In recent weeks, the social media accounts of several celebrities have shut down while the Beijing Cyber Administration (BCA) closed the accounts of 60 celebrity gossip magazines.
It also asked Internet portals hosting these accounts to “adopt effective measures to keep in check the problems of the embellishment of private sex scandals of celebrities, the hyping of ostentatious celebrity spending and entertainment, and catering to the poor taste of the public.”
Analysts said the Chinese Communist Party (CPP) has reason to worry about the massive influence of celebrities, according to Bill Bishop, who runs the widely read Sinocism China Newsletter.
Money and values
“The Party is really pushing hard on Socialist Core Values, and very few of the popular Internet celebrities are paragons of those values,” he said. “Individual media creators are much harder to control, and one of the core pillars of the CCP is propaganda and ideological control.”
Celebrities are an important tool for marketing and advertising, and thousands of companies depend on them to disseminate product messages. The size of Internet marketing by Chinese celebrities was estimated at $58 billion in 2016 and is expected to reach $100 billion in 2018, according to Beijing-based research agency Analysus.
The top 10 Chinese celebrities on Internet have between 67 million and 90 million online followers, according to whatsonweibo.com. Newcomer angelababy has more than 80 million followers. The status of her account was unknown.
Many of the social media celebrities come from the world of cinema, television, and sports. But there have been a large number of upstarts who have emerged from nowhere.
These stars can raise sensitive social issues, such as the neglect suffered by some so-called “leftover women” who have not found husbands. One popular Internet celebrity, Teacher Xu, runs a hugely popular account on the WeChat platform.
Most celebrities make sure to not cross the government’s policy in their posts in texts and videos, said Mark Tanner, managing director of China Skinny, an Internet-based marketing company.
“Everyone in China knows that if you want to be a successful and effective voice in China, you need to toe the party line. … They know what to say and what not to say,” he said.
Analysts say the immense popularity of these high profile individuals is seen as a challenge to the authorities even if they do not take up political issues. They indirectly touch on governance issues like the environment, and this is what bothers top officials.

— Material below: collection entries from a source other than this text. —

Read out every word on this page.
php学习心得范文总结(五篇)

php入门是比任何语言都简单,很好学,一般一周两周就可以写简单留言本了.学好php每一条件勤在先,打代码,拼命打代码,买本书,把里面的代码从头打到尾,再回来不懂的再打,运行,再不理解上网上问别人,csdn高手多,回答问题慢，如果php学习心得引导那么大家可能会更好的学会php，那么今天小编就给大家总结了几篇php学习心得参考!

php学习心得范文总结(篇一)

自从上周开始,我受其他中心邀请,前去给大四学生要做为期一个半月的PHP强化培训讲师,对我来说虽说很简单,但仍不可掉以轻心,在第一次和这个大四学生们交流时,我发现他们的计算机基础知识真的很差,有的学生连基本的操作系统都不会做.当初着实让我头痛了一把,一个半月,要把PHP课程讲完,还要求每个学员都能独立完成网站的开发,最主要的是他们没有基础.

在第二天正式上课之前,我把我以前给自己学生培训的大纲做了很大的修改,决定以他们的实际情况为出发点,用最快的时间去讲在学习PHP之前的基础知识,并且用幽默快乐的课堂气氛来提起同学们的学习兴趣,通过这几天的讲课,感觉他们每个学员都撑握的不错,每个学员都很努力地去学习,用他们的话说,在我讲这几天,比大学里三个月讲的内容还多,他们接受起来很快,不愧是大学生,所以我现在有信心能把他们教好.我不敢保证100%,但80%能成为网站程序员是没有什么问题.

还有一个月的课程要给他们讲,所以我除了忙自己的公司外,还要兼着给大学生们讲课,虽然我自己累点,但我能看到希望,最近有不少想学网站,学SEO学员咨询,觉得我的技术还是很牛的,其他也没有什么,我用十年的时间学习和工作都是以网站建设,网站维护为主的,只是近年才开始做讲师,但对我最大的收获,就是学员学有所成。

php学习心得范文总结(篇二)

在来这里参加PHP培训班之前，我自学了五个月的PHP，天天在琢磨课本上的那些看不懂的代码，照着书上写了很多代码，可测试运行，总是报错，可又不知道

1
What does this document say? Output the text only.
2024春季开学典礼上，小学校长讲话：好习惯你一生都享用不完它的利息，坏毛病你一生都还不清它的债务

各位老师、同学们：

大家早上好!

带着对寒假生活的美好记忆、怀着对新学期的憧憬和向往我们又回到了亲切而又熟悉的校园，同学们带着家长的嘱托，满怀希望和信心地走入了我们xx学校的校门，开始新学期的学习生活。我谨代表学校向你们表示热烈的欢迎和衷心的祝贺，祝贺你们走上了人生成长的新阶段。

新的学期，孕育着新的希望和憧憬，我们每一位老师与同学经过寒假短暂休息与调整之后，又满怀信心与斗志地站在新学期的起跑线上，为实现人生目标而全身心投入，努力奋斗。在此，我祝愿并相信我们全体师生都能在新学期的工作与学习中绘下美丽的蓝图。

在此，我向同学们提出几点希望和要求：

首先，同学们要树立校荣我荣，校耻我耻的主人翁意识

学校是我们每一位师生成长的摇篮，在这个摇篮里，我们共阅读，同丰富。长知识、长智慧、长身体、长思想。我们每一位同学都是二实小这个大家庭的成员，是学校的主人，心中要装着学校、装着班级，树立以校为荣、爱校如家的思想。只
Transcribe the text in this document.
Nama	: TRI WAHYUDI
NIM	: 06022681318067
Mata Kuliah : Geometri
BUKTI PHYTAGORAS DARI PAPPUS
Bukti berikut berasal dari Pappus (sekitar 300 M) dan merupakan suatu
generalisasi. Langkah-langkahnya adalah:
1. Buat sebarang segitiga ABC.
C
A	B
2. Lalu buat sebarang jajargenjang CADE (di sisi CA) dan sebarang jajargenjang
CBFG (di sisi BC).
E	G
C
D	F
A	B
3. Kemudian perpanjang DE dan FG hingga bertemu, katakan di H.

“Celebrities happen to hold a powerful microphone to speak to society, and in CCP leaders’ eyes, that alone is threatening no matter how non-political most of them may be,” said Christopher Cairns, a Cornell scholar.
Popularity and content of celebrities seems to run far ahead of the government’s technical ability to control them.
“A lot of it has to do with lack of control. It is really hard for them to censure real time video. the software hardware for voice and video is just not there yet,” said Jacob Cooke, CEO of Web Presence in China. “And still, a lot of the system depends upon real-time monitoring. So, there are a lot of vague rules in terms of censorship including harming feelings of the Chinese people.”
The censors use other reasons to crack down on celebrities they don’t like. The BCA reportedly told executives of Internet companies the new cybersecurity law required websites “to not harm the reputation or privacy of individuals.”
The government has said the new law is necessary for security reasons, but many analysts fear it can be used to surpress freedom of speech on the Internet.